Singapore's non-oil domestic exports (Nodx) defied economists' expectations to surge 18.5 per cent in March over the same month last year, the fastest pace in more than three years. Economists had expected non-oil domestic exports to contract 1.1. per cent over last year.
Shipments to all of Singapore's top 10 export markets, except Indonesia and Japan, rose in March, with the top three contributors to growth being the European Union, the United States and Malaysia, according to statistics released on Friday by International Enterprise (IE) Singapore.
This is what some economists are saying about the latest numbers.
Daniel Wilson, ANZ:
"The surge brought domestic shipments in the first quarter up 4.8 per cent over last year. First quarter growth will be revised higher next month, from the 2.1 per cent released earlier this week. However, we feel it is too early to extrapolate these results as a new trend."
Francis Tan, UOB:
"The strong export growth in Singapore for March was in stark contrast to the recent spate of poor export numbers across a number of Asian economies. For instance, countries such as China, South Korea, Taiwan, and Indonesia all reported declines in exports for the month of March.
We advise caution to be overly jubilant on Singapore's March export performance relative to these economies.
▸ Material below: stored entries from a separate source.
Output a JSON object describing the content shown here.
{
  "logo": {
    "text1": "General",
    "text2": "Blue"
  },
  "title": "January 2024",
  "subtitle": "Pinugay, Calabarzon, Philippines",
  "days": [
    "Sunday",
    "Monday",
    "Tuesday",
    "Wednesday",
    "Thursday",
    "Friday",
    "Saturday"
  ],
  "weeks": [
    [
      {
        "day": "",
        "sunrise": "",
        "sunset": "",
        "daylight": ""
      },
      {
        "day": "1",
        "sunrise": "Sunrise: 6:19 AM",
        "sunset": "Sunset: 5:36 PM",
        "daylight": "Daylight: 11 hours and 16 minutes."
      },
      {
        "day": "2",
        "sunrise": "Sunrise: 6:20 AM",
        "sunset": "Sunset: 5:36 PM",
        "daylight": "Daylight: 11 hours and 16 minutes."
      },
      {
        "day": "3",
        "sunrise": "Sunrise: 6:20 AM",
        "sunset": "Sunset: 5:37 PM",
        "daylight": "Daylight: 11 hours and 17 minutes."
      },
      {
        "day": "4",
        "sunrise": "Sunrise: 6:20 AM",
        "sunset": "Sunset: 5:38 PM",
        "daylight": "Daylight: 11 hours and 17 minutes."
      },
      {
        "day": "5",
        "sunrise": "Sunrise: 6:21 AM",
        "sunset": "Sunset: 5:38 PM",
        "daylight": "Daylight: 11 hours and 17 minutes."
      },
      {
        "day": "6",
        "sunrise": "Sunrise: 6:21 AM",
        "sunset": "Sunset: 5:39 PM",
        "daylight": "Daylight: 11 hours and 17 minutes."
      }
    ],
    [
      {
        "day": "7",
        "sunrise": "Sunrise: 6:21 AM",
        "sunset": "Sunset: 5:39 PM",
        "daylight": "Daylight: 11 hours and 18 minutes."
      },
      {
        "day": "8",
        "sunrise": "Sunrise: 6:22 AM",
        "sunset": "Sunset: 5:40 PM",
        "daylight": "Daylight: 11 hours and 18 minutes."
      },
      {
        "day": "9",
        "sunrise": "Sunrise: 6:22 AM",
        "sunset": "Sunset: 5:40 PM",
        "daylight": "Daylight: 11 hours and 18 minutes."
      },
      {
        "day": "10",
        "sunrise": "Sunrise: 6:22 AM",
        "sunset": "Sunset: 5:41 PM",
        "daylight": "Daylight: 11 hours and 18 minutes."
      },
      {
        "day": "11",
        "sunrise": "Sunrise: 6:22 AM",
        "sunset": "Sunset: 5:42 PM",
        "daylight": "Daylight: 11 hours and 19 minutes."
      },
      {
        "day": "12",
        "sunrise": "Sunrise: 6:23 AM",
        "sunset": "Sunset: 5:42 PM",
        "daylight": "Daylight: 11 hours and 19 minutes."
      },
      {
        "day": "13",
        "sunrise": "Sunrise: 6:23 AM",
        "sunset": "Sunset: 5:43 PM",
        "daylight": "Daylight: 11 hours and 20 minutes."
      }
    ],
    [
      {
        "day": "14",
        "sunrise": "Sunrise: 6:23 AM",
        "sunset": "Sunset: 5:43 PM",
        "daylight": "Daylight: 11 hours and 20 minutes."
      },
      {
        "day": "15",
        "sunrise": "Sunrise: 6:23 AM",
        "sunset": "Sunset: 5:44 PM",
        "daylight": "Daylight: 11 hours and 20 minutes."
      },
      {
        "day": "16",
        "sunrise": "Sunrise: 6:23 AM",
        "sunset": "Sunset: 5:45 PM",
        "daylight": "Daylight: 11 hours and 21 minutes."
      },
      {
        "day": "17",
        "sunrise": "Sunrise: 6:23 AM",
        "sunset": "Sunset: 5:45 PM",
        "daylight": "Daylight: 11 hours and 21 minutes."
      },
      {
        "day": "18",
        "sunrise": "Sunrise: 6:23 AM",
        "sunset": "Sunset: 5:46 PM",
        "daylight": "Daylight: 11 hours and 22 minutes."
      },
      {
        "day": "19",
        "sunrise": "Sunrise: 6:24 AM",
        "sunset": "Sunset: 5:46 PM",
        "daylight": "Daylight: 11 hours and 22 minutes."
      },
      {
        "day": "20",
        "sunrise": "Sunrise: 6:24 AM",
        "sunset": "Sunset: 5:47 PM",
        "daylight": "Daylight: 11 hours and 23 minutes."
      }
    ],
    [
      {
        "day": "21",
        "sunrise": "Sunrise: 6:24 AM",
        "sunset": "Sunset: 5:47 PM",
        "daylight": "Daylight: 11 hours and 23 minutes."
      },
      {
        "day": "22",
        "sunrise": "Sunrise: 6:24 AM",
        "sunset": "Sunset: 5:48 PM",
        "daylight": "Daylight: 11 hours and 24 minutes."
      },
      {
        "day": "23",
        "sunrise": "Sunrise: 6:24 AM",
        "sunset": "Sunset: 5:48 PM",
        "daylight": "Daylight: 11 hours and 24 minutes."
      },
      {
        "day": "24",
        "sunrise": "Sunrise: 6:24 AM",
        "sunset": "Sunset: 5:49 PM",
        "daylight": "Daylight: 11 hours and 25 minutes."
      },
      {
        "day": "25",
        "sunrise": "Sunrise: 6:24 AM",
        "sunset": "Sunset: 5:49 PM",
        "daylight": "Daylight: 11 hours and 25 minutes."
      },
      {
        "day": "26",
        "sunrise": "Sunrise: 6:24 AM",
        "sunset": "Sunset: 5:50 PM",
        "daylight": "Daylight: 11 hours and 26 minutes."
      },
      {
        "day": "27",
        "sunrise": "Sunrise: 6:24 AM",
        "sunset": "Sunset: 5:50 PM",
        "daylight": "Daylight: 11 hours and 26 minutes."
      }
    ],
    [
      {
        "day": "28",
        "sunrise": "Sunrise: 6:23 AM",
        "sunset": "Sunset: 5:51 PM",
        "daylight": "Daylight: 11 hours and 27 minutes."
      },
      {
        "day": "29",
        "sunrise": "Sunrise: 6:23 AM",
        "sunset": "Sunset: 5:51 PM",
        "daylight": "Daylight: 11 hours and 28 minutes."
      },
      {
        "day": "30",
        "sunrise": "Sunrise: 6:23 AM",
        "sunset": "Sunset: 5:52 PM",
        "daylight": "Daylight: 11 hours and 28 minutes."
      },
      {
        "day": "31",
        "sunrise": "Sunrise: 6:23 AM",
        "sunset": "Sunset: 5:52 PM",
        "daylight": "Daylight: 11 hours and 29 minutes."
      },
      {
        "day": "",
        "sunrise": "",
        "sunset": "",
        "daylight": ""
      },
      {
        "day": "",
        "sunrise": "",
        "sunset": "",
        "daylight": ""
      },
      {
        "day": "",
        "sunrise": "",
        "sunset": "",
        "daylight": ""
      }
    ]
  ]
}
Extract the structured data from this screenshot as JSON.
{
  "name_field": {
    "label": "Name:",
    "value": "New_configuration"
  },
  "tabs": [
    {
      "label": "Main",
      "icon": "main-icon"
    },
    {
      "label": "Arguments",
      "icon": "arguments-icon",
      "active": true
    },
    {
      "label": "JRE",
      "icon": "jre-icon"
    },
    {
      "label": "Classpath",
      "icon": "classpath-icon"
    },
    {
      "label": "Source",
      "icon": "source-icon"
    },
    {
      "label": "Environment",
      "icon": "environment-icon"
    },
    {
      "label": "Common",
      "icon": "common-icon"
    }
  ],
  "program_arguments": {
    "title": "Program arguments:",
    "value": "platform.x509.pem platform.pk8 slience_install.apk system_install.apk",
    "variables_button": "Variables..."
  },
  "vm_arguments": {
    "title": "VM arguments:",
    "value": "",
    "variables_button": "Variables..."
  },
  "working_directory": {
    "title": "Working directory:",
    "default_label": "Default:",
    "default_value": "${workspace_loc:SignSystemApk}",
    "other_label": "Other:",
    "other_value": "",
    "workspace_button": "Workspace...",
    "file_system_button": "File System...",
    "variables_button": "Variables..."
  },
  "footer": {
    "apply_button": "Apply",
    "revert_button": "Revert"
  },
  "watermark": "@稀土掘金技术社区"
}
The key reason is that the two main export segments (electronics and pharmaceuticals, comprising 23 per cent of overall Nodx in 2014) only saw strong year-on-year growth due to a very weak base in the same month a year ago."
Kit Wei Zheng, Citi:
"Whether the March data represents a break out from the see-saw in monthly trade and manufacturing remains to be seen. The tepid rise in "core" NODX...do not point to a strong pick up in underlying demand. Pharma exports are volatile, and new orders for marine and offshore engineering may not recover even if oil prices rise."